Gegen 1 Uhr in der Nacht trifft er auf ein überfülltes Schlauchboot mit Babys und Erwachsenen an Bord. Die Bootsinsassen werfen ihm die Säuglinge zu, bis es 17 an der Zahl auf seinem Kutter sind. Er bringt sie wohlbehalten an das Festland, kehrt anschließend zurück und schleppt das Boot ab. Am Morgen macht ein Freund ihn auf das kürzlich abgeschleppte Boot aufmerksam. Es hat unzählige geflickte Löcher. Thanasis bekommt Tränen in die Augen und meint, dass er das Boot niemals abgeschleppt hätte, wenn er die Flicken in der Nacht hätte sehen können. Selbst das Aufreißen nur eines der Flicken, hätte das gesamte Boot zum Untergehen gebracht. Er berichtet weiter, dass er bei vielen der Menschen auf den Booten Stichverletzungen am Rücken festgestellt hat. Er erfährt nach einer Weile, dass es sich um Wunden handelt, die von den Schleppern zugefügt wurden, wenn die Flüchtlinge sich geweigert haben in das beschädigte Schlauchboot zu steigen.
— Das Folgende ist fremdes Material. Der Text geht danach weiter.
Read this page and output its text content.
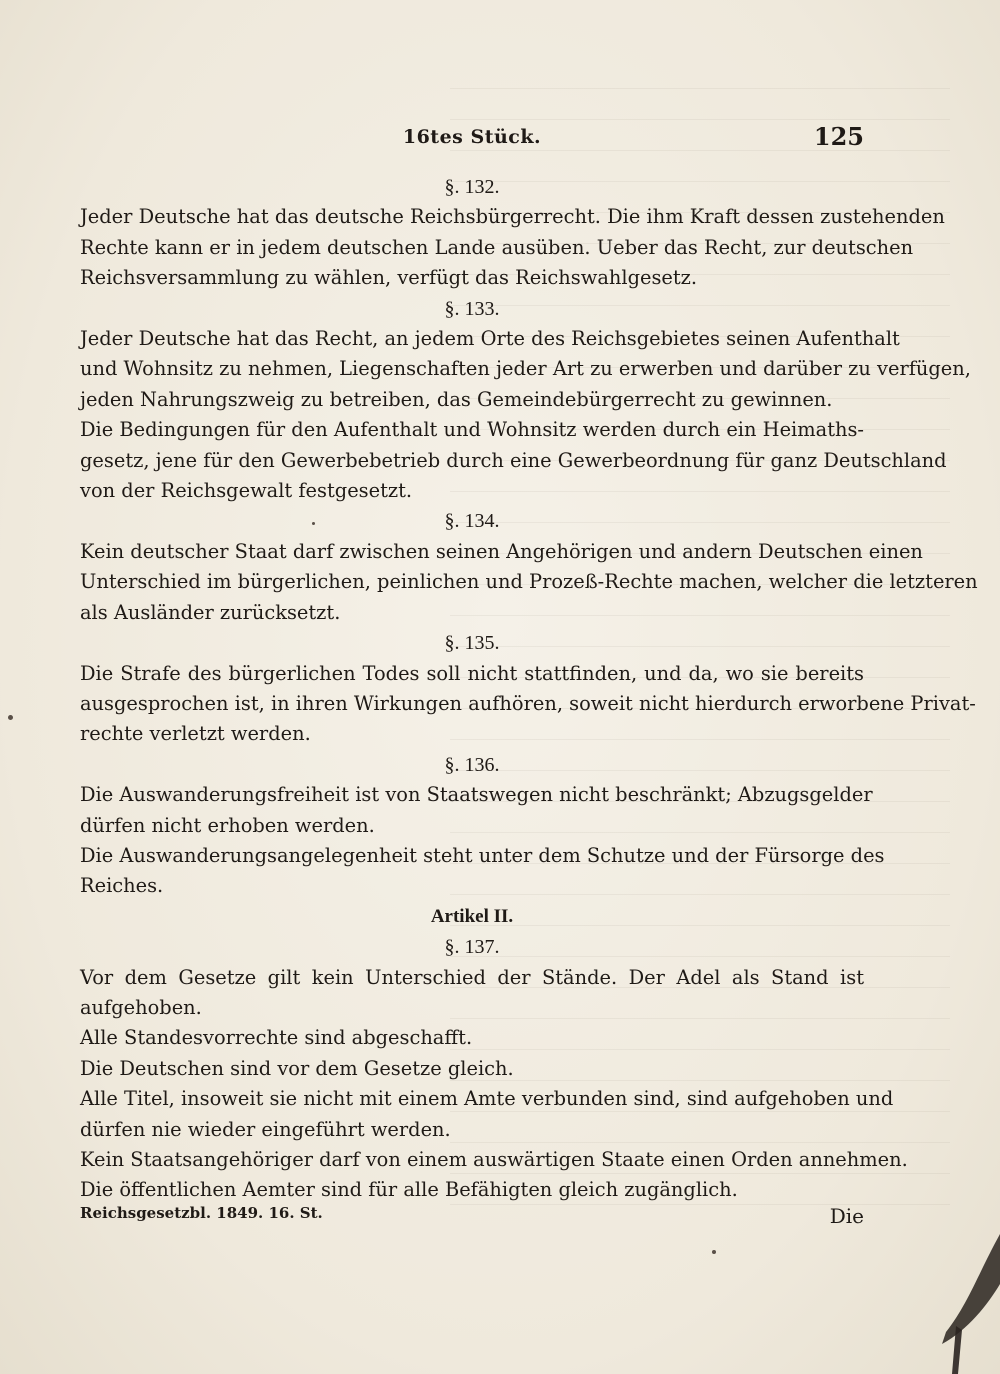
16tes Stück.	125
§. 132.
Jeder Deutsche hat das deutsche Reichsbürgerrecht. Die ihm Kraft dessen zustehenden
Rechte kann er in jedem deutschen Lande ausüben. Ueber das Recht, zur deutschen
Reichsversammlung zu wählen, verfügt das Reichswahlgesetz.
§. 133.
Jeder Deutsche hat das Recht, an jedem Orte des Reichsgebietes seinen Aufenthalt
und Wohnsitz zu nehmen, Liegenschaften jeder Art zu erwerben und darüber zu verfügen,
jeden Nahrungszweig zu betreiben, das Gemeindebürgerrecht zu gewinnen.
Die Bedingungen für den Aufenthalt und Wohnsitz werden durch ein Heimaths-
gesetz, jene für den Gewerbebetrieb durch eine Gewerbeordnung für ganz Deutschland
von der Reichsgewalt festgesetzt.
§. 134.
Kein deutscher Staat darf zwischen seinen Angehörigen und andern Deutschen einen
Unterschied im bürgerlichen, peinlichen und Prozeß-Rechte machen, welcher die letzteren
als Ausländer zurücksetzt.
§. 135.
Die Strafe des bürgerlichen Todes soll nicht stattfinden, und da, wo sie bereits
ausgesprochen ist, in ihren Wirkungen aufhören, soweit nicht hierdurch erworbene Privat-
rechte verletzt werden.
§. 136.
Die Auswanderungsfreiheit ist von Staatswegen nicht beschränkt; Abzugsgelder
dürfen nicht erhoben werden.
Die Auswanderungsangelegenheit steht unter dem Schutze und der Fürsorge des
Reiches.
Artikel II.
§. 137.
Vor dem Gesetze gilt kein Unterschied der Stände. Der Adel als Stand ist
aufgehoben.
Alle Standesvorrechte sind abgeschafft.
Die Deutschen sind vor dem Gesetze gleich.
Alle Titel, insoweit sie nicht mit einem Amte verbunden sind, sind aufgehoben und
dürfen nie wieder eingeführt werden.
Kein Staatsangehöriger darf von einem auswärtigen Staate einen Orden annehmen.
Die öffentlichen Aemter sind für alle Befähigten gleich zugänglich.
Reichsgesetzbl. 1849. 16. St.	Die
Schließlich steigern die Schlepper pro Bootsinsassen ihren Gewinn. Diese Ereignisse sind zwar mit dem EU-Türkei-Abkommen seltener geworden, doch nun sitzen die Menschen monatelang in den Erstaufnahmelagern fest und warten auf eine Entscheidung über ihren Asylantrag, ohne Beschäftigung und allein mit ihren Zukunftsängsten.
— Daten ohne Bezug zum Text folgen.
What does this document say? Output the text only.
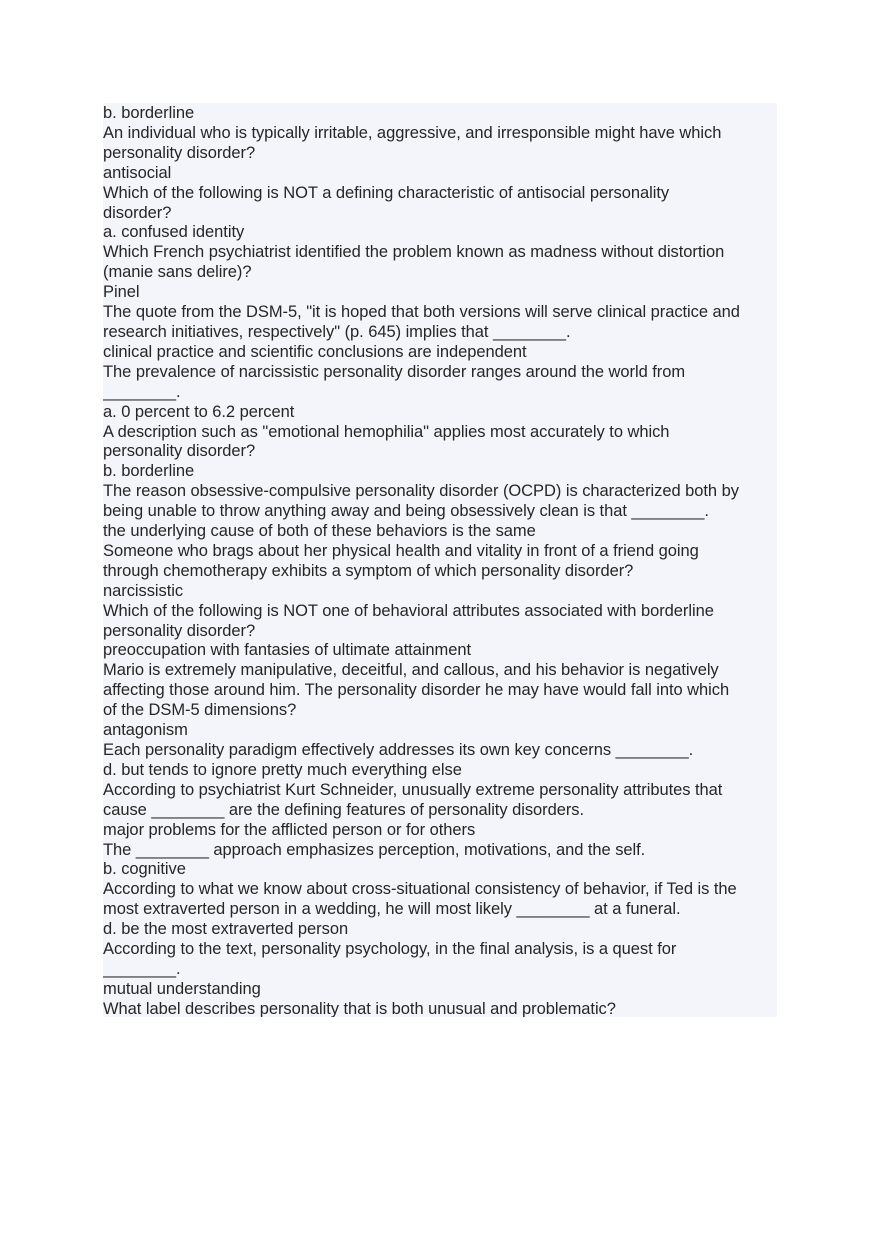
b. borderline
An individual who is typically irritable, aggressive, and irresponsible might have which
personality disorder?
antisocial
Which of the following is NOT a defining characteristic of antisocial personality
disorder?
a. confused identity
Which French psychiatrist identified the problem known as madness without distortion
(manie sans delire)?
Pinel
The quote from the DSM-5, "it is hoped that both versions will serve clinical practice and
research initiatives, respectively" (p. 645) implies that ________.
clinical practice and scientific conclusions are independent
The prevalence of narcissistic personality disorder ranges around the world from
________.
a. 0 percent to 6.2 percent
A description such as "emotional hemophilia" applies most accurately to which
personality disorder?
b. borderline
The reason obsessive-compulsive personality disorder (OCPD) is characterized both by
being unable to throw anything away and being obsessively clean is that ________.
the underlying cause of both of these behaviors is the same
Someone who brags about her physical health and vitality in front of a friend going
through chemotherapy exhibits a symptom of which personality disorder?
narcissistic
Which of the following is NOT one of behavioral attributes associated with borderline
personality disorder?
preoccupation with fantasies of ultimate attainment
Mario is extremely manipulative, deceitful, and callous, and his behavior is negatively
affecting those around him. The personality disorder he may have would fall into which
of the DSM-5 dimensions?
antagonism
Each personality paradigm effectively addresses its own key concerns ________.
d. but tends to ignore pretty much everything else
According to psychiatrist Kurt Schneider, unusually extreme personality attributes that
cause ________ are the defining features of personality disorders.
major problems for the afflicted person or for others
The ________ approach emphasizes perception, motivations, and the self.
b. cognitive
According to what we know about cross-situational consistency of behavior, if Ted is the
most extraverted person in a wedding, he will most likely ________ at a funeral.
d. be the most extraverted person
According to the text, personality psychology, in the final analysis, is a quest for
________.
mutual understanding
What label describes personality that is both unusual and problematic?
Wenn nun der französische Präsident Emmanuel Macron meint, dass die griechische Krise eine europäische Krise sei, so ist ihm vor dem Hintergrund dieser Ausführung recht zu geben – schließlich handelt es sich bei Griechenland um keinen Einzelfall. Doch auch die griechische Solidarität kann und sollte eine europäische Solidarität werden, die es für die Zukunft Europas zu stabilisieren gilt. Mit diesem Bewusstsein ist die morgige Wahl eine Entscheidung für Europa. Ob sich die Prognosen zur Großen Koalition oder dem Jamaika-Bündnis erfüllen, wird sich zeigen. Was eindeutig bereits jetzt feststeht, ist der Umstand, dass es mit der rechtspopulistischen Partei AfD kein souveränes und demokratisches Europa geben können wird.